やっぱり自分は思いのほか、堤幸彦さんの演出が好きらしい。かなり遊んでると思われる小ネタ要素が気になってしょうがないし、わけがわからない部分も含めてなんだか面白くなってきてしまいます。自分はあの人の悪ふざけに、とことん付いていけてしまうんじゃないかという気さえしてちょっと恐いくらいです・・・(笑)

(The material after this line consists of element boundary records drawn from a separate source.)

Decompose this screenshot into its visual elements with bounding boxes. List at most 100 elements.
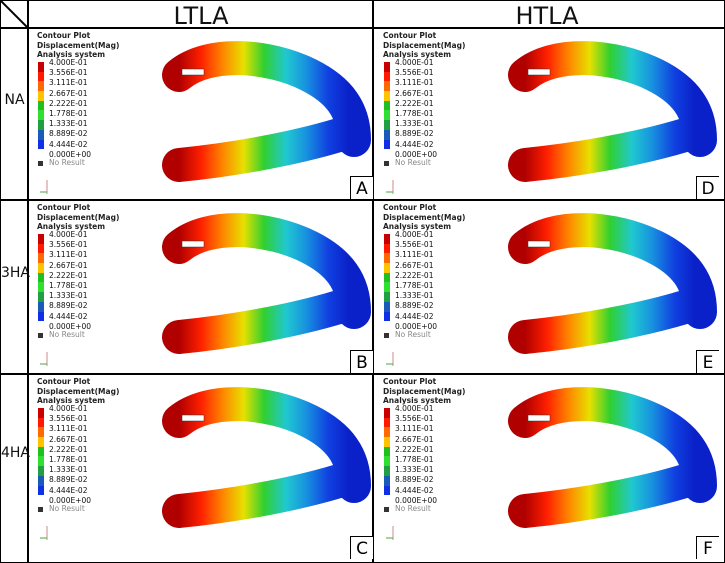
probe-label bbox=[181, 68, 205, 76]
legend-band bbox=[38, 62, 44, 72]
legend-band bbox=[38, 311, 44, 322]
legend-value: 3.111E-01 bbox=[49, 250, 88, 260]
legend-band bbox=[38, 292, 44, 302]
legend-value: 4.000E-01 bbox=[49, 58, 88, 67]
legend-value: 4.000E-01 bbox=[395, 58, 434, 67]
legend-band bbox=[384, 91, 390, 101]
legend-band bbox=[38, 456, 44, 467]
lower-arm bbox=[162, 464, 356, 528]
legend-value: 8.889E-02 bbox=[49, 475, 88, 485]
legend-value: 4.000E-01 bbox=[49, 230, 88, 239]
legend-title: Contour Plot Displacement(Mag) Analysis sy… bbox=[37, 377, 119, 406]
row-header-na: NA bbox=[4, 92, 25, 108]
legend-title: Contour Plot Displacement(Mag) Analysis sy… bbox=[37, 31, 119, 60]
legend-title-line: Contour Plot bbox=[37, 203, 91, 212]
legend-value: 3.556E-01 bbox=[49, 240, 88, 250]
lower-arm bbox=[508, 464, 702, 528]
legend-value: 1.778E-01 bbox=[49, 109, 88, 118]
probe-label bbox=[527, 68, 551, 76]
panel-letter: A bbox=[350, 176, 373, 199]
legend-value: 2.667E-01 bbox=[49, 260, 88, 270]
lower-arm bbox=[162, 290, 356, 354]
legend-value: 2.222E-01 bbox=[49, 98, 88, 108]
legend-band bbox=[384, 272, 390, 283]
legend-color-bar bbox=[384, 234, 390, 322]
legend-band bbox=[384, 466, 390, 476]
legend-value: 0.000E+00 bbox=[49, 321, 92, 331]
legend-value: 0.000E+00 bbox=[49, 149, 92, 159]
displacement-contour-model bbox=[508, 213, 717, 354]
upper-arm bbox=[162, 213, 371, 329]
legend-value: 1.333E-01 bbox=[49, 119, 88, 129]
legend-band bbox=[384, 475, 390, 486]
displacement-contour-model bbox=[508, 41, 717, 182]
probe-label bbox=[181, 414, 205, 422]
legend-value: 4.444E-02 bbox=[395, 485, 434, 495]
legend-band bbox=[384, 100, 390, 111]
grid-line bbox=[1, 373, 724, 375]
panel-c: Contour Plot Displacement(Mag) Analysis sy… bbox=[29, 375, 373, 559]
lower-arm bbox=[508, 118, 702, 182]
legend-value: 2.667E-01 bbox=[395, 434, 434, 444]
legend-value: 2.667E-01 bbox=[395, 260, 434, 270]
legend-title: Contour Plot Displacement(Mag) Analysis sy… bbox=[383, 203, 465, 232]
upper-arm bbox=[508, 41, 717, 157]
panel-a: Contour Plot Displacement(Mag) Analysis sy… bbox=[29, 29, 373, 199]
legend-title: Contour Plot Displacement(Mag) Analysis sy… bbox=[383, 377, 465, 406]
upper-arm bbox=[508, 387, 717, 503]
legend-value: 2.667E-01 bbox=[395, 88, 434, 98]
legend-title-line: Displacement(Mag) bbox=[383, 40, 466, 50]
legend-value: 3.556E-01 bbox=[49, 68, 88, 78]
legend-band bbox=[38, 139, 44, 150]
legend-band bbox=[384, 417, 390, 428]
legend-color-bar bbox=[38, 234, 44, 322]
legend-title-line: Contour Plot bbox=[37, 31, 91, 40]
legend-value: 8.889E-02 bbox=[395, 475, 434, 485]
legend-value: 2.222E-01 bbox=[395, 270, 434, 280]
lower-arm bbox=[162, 118, 356, 182]
grid-line bbox=[1, 199, 724, 201]
legend-value: 1.333E-01 bbox=[395, 291, 434, 301]
upper-arm bbox=[162, 387, 371, 503]
legend-value: 1.333E-01 bbox=[395, 465, 434, 475]
legend-value: 4.444E-02 bbox=[395, 139, 434, 149]
legend-title-line: Analysis system bbox=[383, 50, 452, 59]
no-result-label: No Result bbox=[395, 504, 431, 513]
legend-value: 3.111E-01 bbox=[49, 78, 88, 88]
legend-band bbox=[384, 62, 390, 72]
legend-band bbox=[38, 427, 44, 438]
legend-value: 2.222E-01 bbox=[395, 98, 434, 108]
legend-value: 4.444E-02 bbox=[49, 139, 88, 149]
panel-d: Contour Plot Displacement(Mag) Analysis sy… bbox=[375, 29, 719, 199]
legend-value: 4.000E-01 bbox=[49, 404, 88, 413]
panel-letter: F bbox=[696, 536, 719, 559]
legend-value: 3.111E-01 bbox=[395, 78, 434, 88]
legend-band bbox=[384, 437, 390, 447]
displacement-contour-model bbox=[508, 387, 717, 528]
panel-letter: D bbox=[696, 176, 719, 199]
legend-band bbox=[384, 253, 390, 264]
no-result-swatch bbox=[38, 333, 43, 338]
legend-color-bar bbox=[38, 408, 44, 496]
legend-band bbox=[38, 234, 44, 244]
legend-band bbox=[384, 234, 390, 244]
legend-band bbox=[384, 71, 390, 82]
legend-band bbox=[38, 301, 44, 312]
legend-value: 1.778E-01 bbox=[395, 281, 434, 290]
displacement-contour-model bbox=[162, 213, 371, 354]
legend-value: 4.444E-02 bbox=[49, 485, 88, 495]
legend-band bbox=[384, 292, 390, 302]
column-header-htla: HTLA bbox=[515, 2, 579, 30]
legend-value: 2.667E-01 bbox=[49, 88, 88, 98]
grid-line bbox=[1, 27, 724, 29]
legend-band bbox=[38, 475, 44, 486]
legend-band bbox=[38, 243, 44, 254]
no-result-label: No Result bbox=[49, 330, 85, 339]
legend-value: 4.000E-01 bbox=[395, 404, 434, 413]
axis-triad-icon bbox=[386, 352, 394, 366]
legend-band bbox=[384, 263, 390, 273]
legend-band bbox=[38, 485, 44, 496]
legend-value: 1.778E-01 bbox=[49, 281, 88, 290]
legend-value: 1.778E-01 bbox=[395, 455, 434, 464]
legend-color-bar bbox=[384, 62, 390, 150]
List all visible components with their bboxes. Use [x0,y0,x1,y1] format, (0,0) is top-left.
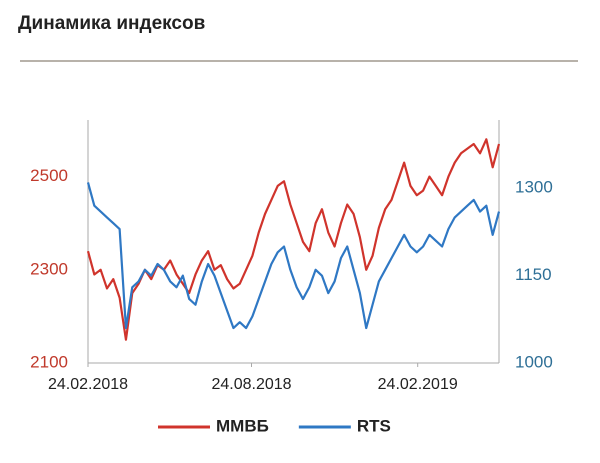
series-line [86,138,501,341]
legend-label: RTS [357,416,391,435]
y-tick-label: 2300 [30,259,68,278]
y-tick-label: 2500 [30,166,68,185]
y2-tick-label: 1300 [515,178,553,197]
legend-label: ММВБ [216,416,269,435]
series-line [86,182,501,330]
y2-tick-label: 1000 [515,352,553,371]
y2-tick-label: 1150 [515,265,552,284]
x-tick-label: 24.02.2019 [378,376,458,393]
x-tick-label: 24.08.2018 [211,376,291,393]
y-tick-label: 2100 [30,352,68,371]
x-tick-label: 24.02.2018 [48,376,128,393]
chart-title: Динамика индексов [18,13,205,34]
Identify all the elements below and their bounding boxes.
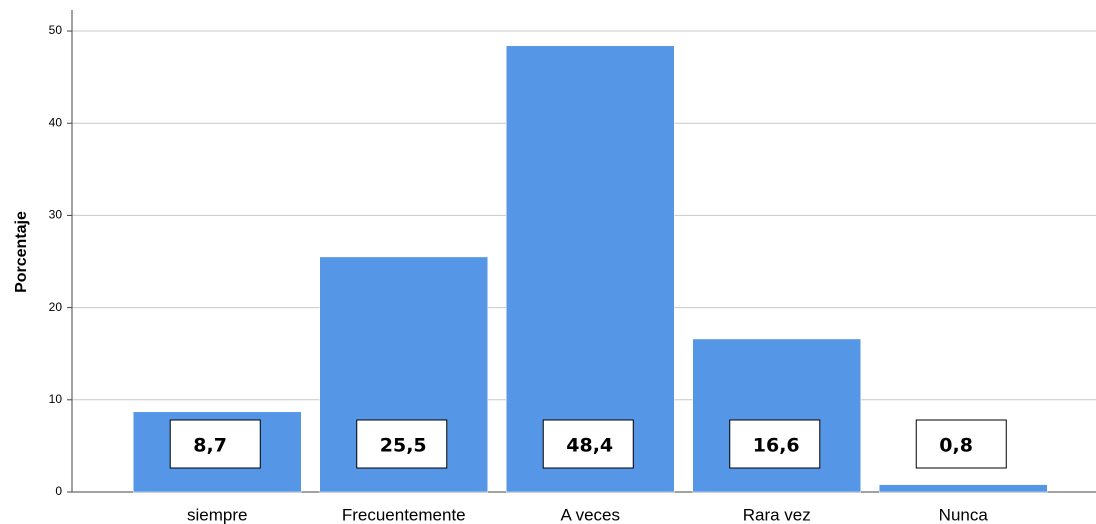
value-label-box	[729, 419, 821, 469]
x-tick-label: A veces	[560, 505, 620, 524]
y-tick-label: 40	[49, 115, 63, 129]
y-tick-label: 20	[49, 300, 63, 314]
value-label: 16,6	[753, 435, 800, 457]
value-label: 25,5	[380, 435, 427, 457]
y-tick-label: 30	[49, 208, 63, 222]
value-label: 48,4	[566, 435, 613, 457]
bar	[879, 484, 1048, 493]
x-tick-label: siempre	[187, 505, 247, 524]
value-label-box	[542, 419, 634, 469]
x-tick-label: Nunca	[939, 505, 989, 524]
y-tick-label: 10	[49, 392, 63, 406]
y-axis-title: Porcentaje	[13, 211, 30, 293]
x-tick-label: Rara vez	[743, 505, 811, 524]
y-tick-label: 50	[49, 23, 63, 37]
value-label: 8,7	[193, 435, 227, 457]
y-tick-label: 0	[55, 484, 62, 498]
value-label-box	[915, 419, 1007, 469]
value-label-box	[356, 419, 448, 469]
x-tick-label: Frecuentemente	[342, 505, 466, 524]
bar	[692, 338, 861, 493]
value-label-box	[169, 419, 261, 469]
value-label: 0,8	[939, 435, 973, 457]
bar	[506, 45, 675, 493]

堤幸彦の悪ノリ演出の究極とも言える、以前WOWOWで放送してたというドラマ 「ご近所探偵 TOMOE」 のDVDを見た時も、めちゃくちゃっぷりを全然楽しめてしまったし。ああいう演出が好きな人じゃないと絶対ついていけない感じだけど、個人的にはけっこう好きです。主演の宮藤官九郎の軽くニートなダメ夫役もいい味出てて、目覚めて朝いちで「俺、何でまだ生きてるんだろう?」みたいなことを言い出すシーンがあったりとか、なかなか奥深いドラマなのです。
話がそれてしまったけど、下北サンデーズ。視聴率低迷とは言ったものの、最初からそんなの期待してた方がおかしいような気がします。こういうドラマは一部のファンに圧倒的に支持されて、一般受けはしないのが当然で。堤幸彦演出のものや、宮藤官九郎脚本のものなど、独特な作品が少しずつ一般的に支持され始めた風潮を甘く見たのか、強気に出たよねテレ朝。上戸彩を主演におけば、ゴールデンでもそこそこ数字が取れると思ったのでしょうか。世の中そんなに甘くなかったようで・・・。ただでさえ視聴率が取れなくなってきたと言われるドラマ業界で、全ての人に浸透するようなヒット作を作るのは容易なことではないのかもしれません。
虎の門で竹山さんが 「テレ朝のスタッフの人たちも、やっぱり11時台でやれば良かったのに・・・と言ってましたよ」 と言ってたけど、本当にその通りだと思います。テレ朝はせっかく11時台にドラマの枠があるんだから、何もそんなに無茶なスタンスでやらなくても 「
トリック」 や 「
時効警察」 のように、個性派ドラマを温めて作っていけばいいのにと思いました。個人的には下北サンデーズが、このまま中途半端な感じで終わってしまうだろう現実がすごく残念です。出来ることならいつかまた今度は11時台の枠で、続編がこっそり始まることを願います。